Taking a break from moaning about my life for a second, I’ve decided to showcase my brilliant culinary talents. I have the house to myself for a couple of weeks as my huge family is on holiday, which is partly incredibly weird as the house is very quiet, but also partly quite good as I get to cook stuff in a proper kitchen with an oven and everything, without said family being aware if I mess things up horribly. I get really self-conscious about cooking in front of/for other people, and usually end up doing something stupid (grating cheese so it falls down my sleeves, nearly chopping thumb off, etc). However, I do quite like cooking, despite my lack of obvious talent:


I yoinked ideas for this from here, and although you can’t really see from the picture, I used cubed sweet potatoes and re-fried beans for the taco filling, with cucumber and tomatoes on top. Tomorrow I am doing a sweet potato bake, because I only seem to eat sweet potatoes. And because I bought too many. Today I ate cheesy chips and pizza, but I am not photographing that because that required no talent at all, and would ruin the illusion that I’m living an incredibly glamorous and healthy life.

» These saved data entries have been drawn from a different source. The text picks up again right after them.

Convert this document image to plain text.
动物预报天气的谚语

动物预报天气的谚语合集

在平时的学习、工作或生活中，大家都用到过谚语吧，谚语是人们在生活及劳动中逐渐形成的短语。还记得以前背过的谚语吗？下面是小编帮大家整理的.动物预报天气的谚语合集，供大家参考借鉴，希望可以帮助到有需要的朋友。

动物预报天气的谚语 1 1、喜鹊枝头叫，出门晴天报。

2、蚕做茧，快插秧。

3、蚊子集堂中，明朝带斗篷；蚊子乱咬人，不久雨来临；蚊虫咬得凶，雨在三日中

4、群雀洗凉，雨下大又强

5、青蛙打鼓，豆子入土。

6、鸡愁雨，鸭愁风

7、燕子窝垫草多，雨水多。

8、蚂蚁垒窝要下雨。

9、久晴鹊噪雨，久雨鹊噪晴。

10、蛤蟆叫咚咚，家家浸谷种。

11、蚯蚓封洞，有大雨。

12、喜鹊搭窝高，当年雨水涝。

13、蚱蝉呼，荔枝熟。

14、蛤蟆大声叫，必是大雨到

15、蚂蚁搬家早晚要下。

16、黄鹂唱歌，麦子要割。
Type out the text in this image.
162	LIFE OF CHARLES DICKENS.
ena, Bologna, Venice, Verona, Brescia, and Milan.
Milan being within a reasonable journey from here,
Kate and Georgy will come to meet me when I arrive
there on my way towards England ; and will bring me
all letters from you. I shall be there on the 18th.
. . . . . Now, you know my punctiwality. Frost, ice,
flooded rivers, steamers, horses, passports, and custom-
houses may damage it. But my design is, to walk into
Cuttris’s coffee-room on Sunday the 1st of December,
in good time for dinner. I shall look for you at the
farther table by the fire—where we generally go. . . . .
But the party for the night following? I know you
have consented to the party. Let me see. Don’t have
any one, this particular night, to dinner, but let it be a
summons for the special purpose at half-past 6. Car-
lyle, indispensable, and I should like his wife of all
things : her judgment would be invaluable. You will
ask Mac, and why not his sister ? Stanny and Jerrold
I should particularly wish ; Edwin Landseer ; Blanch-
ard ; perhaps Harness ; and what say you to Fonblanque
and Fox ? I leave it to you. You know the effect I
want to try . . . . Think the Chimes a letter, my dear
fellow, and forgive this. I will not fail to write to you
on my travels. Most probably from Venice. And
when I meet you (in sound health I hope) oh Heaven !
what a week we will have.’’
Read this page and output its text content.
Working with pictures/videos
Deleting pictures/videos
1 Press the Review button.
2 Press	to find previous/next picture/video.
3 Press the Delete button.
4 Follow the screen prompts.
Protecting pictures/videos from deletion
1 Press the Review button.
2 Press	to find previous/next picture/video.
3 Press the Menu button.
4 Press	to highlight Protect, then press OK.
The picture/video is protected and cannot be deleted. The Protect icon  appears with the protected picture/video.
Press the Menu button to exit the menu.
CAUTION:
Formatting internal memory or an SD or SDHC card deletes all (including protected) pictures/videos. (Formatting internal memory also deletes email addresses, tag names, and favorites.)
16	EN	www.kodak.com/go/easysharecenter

I’ve sort of given thought to my terrifying future (to change the subject slightly!). I spent a nice day in Hereford with Little Rose and Little Edward, and there was much joy. I think I’m going to try and get in touch with other universities in Britain to see if I can transfer. It’s worth a shot, at least. I feel guilty (obviously, because I feel guilty about EVERYTHING I do) that I’ve had all this time to think about what it is I want to do, and I still don’t really know. Or I do kind of know- I want to research lovely dialectology forever- but I don’t quite know how to get there. At least I know what I’m interested in. It’s a start. I feel that 2011 has been a bit of a weird year, in that I’ve been wandering around, not really sure what I’m doing. But this can change, it’s just strange at the moment.
ALSO I HAVE WINE THAT I WAS GIVEN AT WORK. THIS HELPS.